Voilà pourquoi j'ai fait appel à l'association Concordia,
qui organise des chantiers pour bénévoles dans le monde entier. Avec
Vive
Mexico
, son partenaire au Mexique, je vais travailler avec le centre pour la
jeunesse de Morelia
, dans le Michoacan. Ma seule attente ? Etre dépaysée...



mercredi 8 août 2007

Et quatre jours de plus : Ego et les Sapichus

La semaine du vendredi soir fut mémorable : nos hôtes mexicains nous emmenèrent à l'EGO, la discothèque la plus branchée du Michoacan, sur les hauteurs de Morelia ! Tandis que nous attendions Liz, la responsable du projet Xanari-Uni, pour qu'elle nous remette les pass nous permettant de pénétrer gratuitement dans ce temple sacré de la nuit, nous regardions défiler les limouisines rugissantes, les hommes en costumes blancs et chaussures pointues, les femmes aux mini-jupes et talons aiguilles, et nous nous sentions, nous, occidentaux, comme des ploucs endimanchés. Mais comme cela nous amusait ! Moé, une japonnaise de 18 ans, allait vivre sa première soirée en discothèque. Elle appréhendait ce moment, et me demandait comment il fallait se comporter, "là-bas". Il faut se laisser aller, lui avais-je répondu. Le lieu valait le coup d'oeil : un espace immense baigné dans les néons bleus et roses, des gradins agrémentés de sofas et de tables, et une gigantesque baie vitrée qui terminait la pièce principale et offrait une vue plongeante sur la ville illuminée. Nous dansions un peu plus près du ciel, au dessus de la ville, et cette situation ajoutait une dimension étrange à l'euphorie de la fête, quelque chose de surnaturel... Deux heures après, j'apercevais Moé danser sur l'estrade. La soirée fut longue - nous ne retrouvâmes notre chaumière qu'à l'aube, mais elle nous permit de mieux sympathiser tous ensembles.

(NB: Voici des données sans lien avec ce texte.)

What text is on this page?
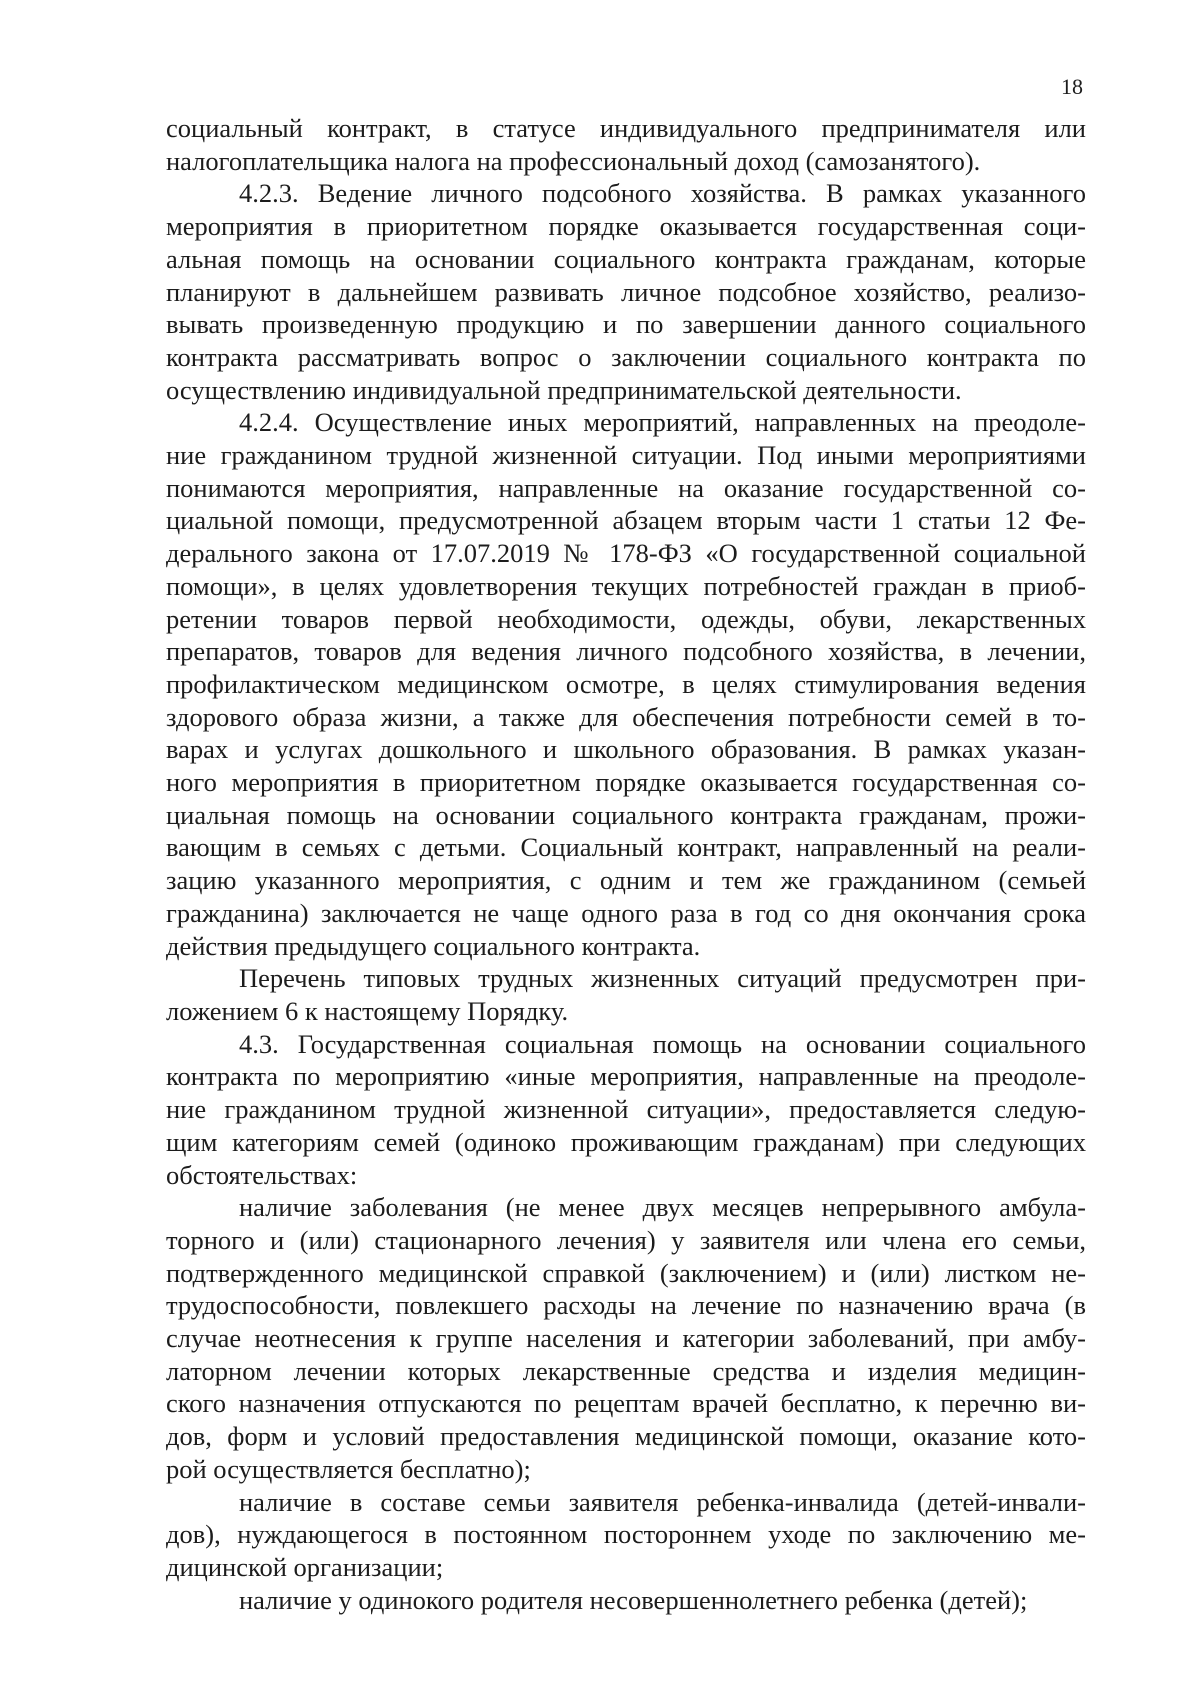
18
социальный контракт, в статусе индивидуального предпринимателя или
налогоплательщика налога на профессиональный доход (самозанятого).
4.2.3. Ведение личного подсобного хозяйства. В рамках указанного
мероприятия в приоритетном порядке оказывается государственная соци-
альная помощь на основании социального контракта гражданам, которые
планируют в дальнейшем развивать личное подсобное хозяйство, реализо-
вывать произведенную продукцию и по завершении данного социального
контракта рассматривать вопрос о заключении социального контракта по
осуществлению индивидуальной предпринимательской деятельности.
4.2.4. Осуществление иных мероприятий, направленных на преодоле-
ние гражданином трудной жизненной ситуации. Под иными мероприятиями
понимаются мероприятия, направленные на оказание государственной со-
циальной помощи, предусмотренной абзацем вторым части 1 статьи 12 Фе-
дерального закона от 17.07.2019 № 178-ФЗ «О государственной социальной
помощи», в целях удовлетворения текущих потребностей граждан в приоб-
ретении товаров первой необходимости, одежды, обуви, лекарственных
препаратов, товаров для ведения личного подсобного хозяйства, в лечении,
профилактическом медицинском осмотре, в целях стимулирования ведения
здорового образа жизни, а также для обеспечения потребности семей в то-
варах и услугах дошкольного и школьного образования. В рамках указан-
ного мероприятия в приоритетном порядке оказывается государственная со-
циальная помощь на основании социального контракта гражданам, прожи-
вающим в семьях с детьми. Социальный контракт, направленный на реали-
зацию указанного мероприятия, с одним и тем же гражданином (семьей
гражданина) заключается не чаще одного раза в год со дня окончания срока
действия предыдущего социального контракта.
Перечень типовых трудных жизненных ситуаций предусмотрен при-
ложением 6 к настоящему Порядку.
4.3. Государственная социальная помощь на основании социального
контракта по мероприятию «иные мероприятия, направленные на преодоле-
ние гражданином трудной жизненной ситуации», предоставляется следую-
щим категориям семей (одиноко проживающим гражданам) при следующих
обстоятельствах:
наличие заболевания (не менее двух месяцев непрерывного амбула-
торного и (или) стационарного лечения) у заявителя или члена его семьи,
подтвержденного медицинской справкой (заключением) и (или) листком не-
трудоспособности, повлекшего расходы на лечение по назначению врача (в
случае неотнесения к группе населения и категории заболеваний, при амбу-
латорном лечении которых лекарственные средства и изделия медицин-
ского назначения отпускаются по рецептам врачей бесплатно, к перечню ви-
дов, форм и условий предоставления медицинской помощи, оказание кото-
рой осуществляется бесплатно);
наличие в составе семьи заявителя ребенка-инвалида (детей-инвали-
дов), нуждающегося в постоянном постороннем уходе по заключению ме-
дицинской организации;
наличие у одинокого родителя несовершеннолетнего ребенка (детей);
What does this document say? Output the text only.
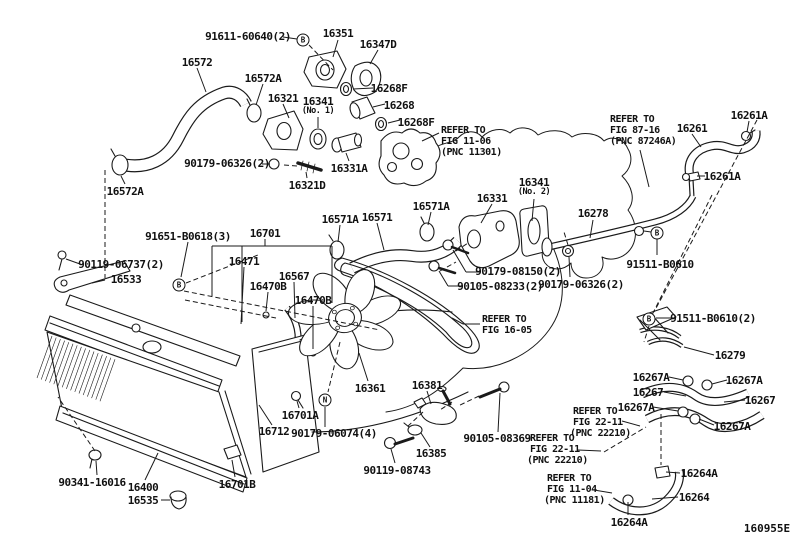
91611-60640(2)	16351
16347D
16572
16572A
16268F
16321 16341
(No. 1)	16268
16268F
REFER TO
FIG 11-06
(PNC 11301)
REFER TO
FIG 87-16
(PNC 87246A)
16261A
16261
16261A
16572A
90179-06326(2)
16321D
16331A
16331
16341
(No. 2)
16278
16571A 16571
16571A
91651-B0618(3) 16701
90119-06737(2)
16533
16471
16567
16470B
16470B
90179-08150(2)
90105-08233(2)
90179-06326(2)
91511-B0610
91511-B0610(2)
REFER TO
FIG 16-05
16279
16267A	16267A
16267
16267
16267A
16267A
16361 16381
REFER TO
FIG 22-11
(PNC 22210)
90105-08369 REFER TO
FIG 22-11
(PNC 22210)
REFER TO
FIG 11-04
(PNC 11181)
16264A
16264
16264A
16385
90119-08743
90179-06074(4)
16712
16701A
90341-16016 16400
16535
16701B
160955E
B
B
B
B
N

Le week-end, en ce qui me concerne, fut surtout consacré à me remettre de cette courte nuit. Je restais seule dans la maison avec Karine, les autres étant partis visiter Patzcuaro. Ce fut pour nous l'occasion d'aller errer dans le Mercado de las Dulces, et de céder pour la première fois à la fièvre acheteuse. Ici, des stands s'entassent dans la joie et la couleur : tissus, vêtements, bijoux, jouets en bois, sandales en cuir, et sucreries représentant le meilleur de l'artisanat de la région... Les vendeurs sont bavards et sympathiques. Quand ils entendent mon accent ils me demandent d'où je viens. " Ah, la France ? C'est de là que vient la chanteuse Alisée ! " Car notre petite Lolita est très célèbre au pays du guacamole. Je tente maladroitement de marchander les prix. Résultat des courses : quelques pesos en moins, mais une paire de sandales en cuir, des cartes postales et deux paires de boucles d'oreille en plus dans le sac à dos. Sans compter les souvenirs qui s'entassent dans la tête...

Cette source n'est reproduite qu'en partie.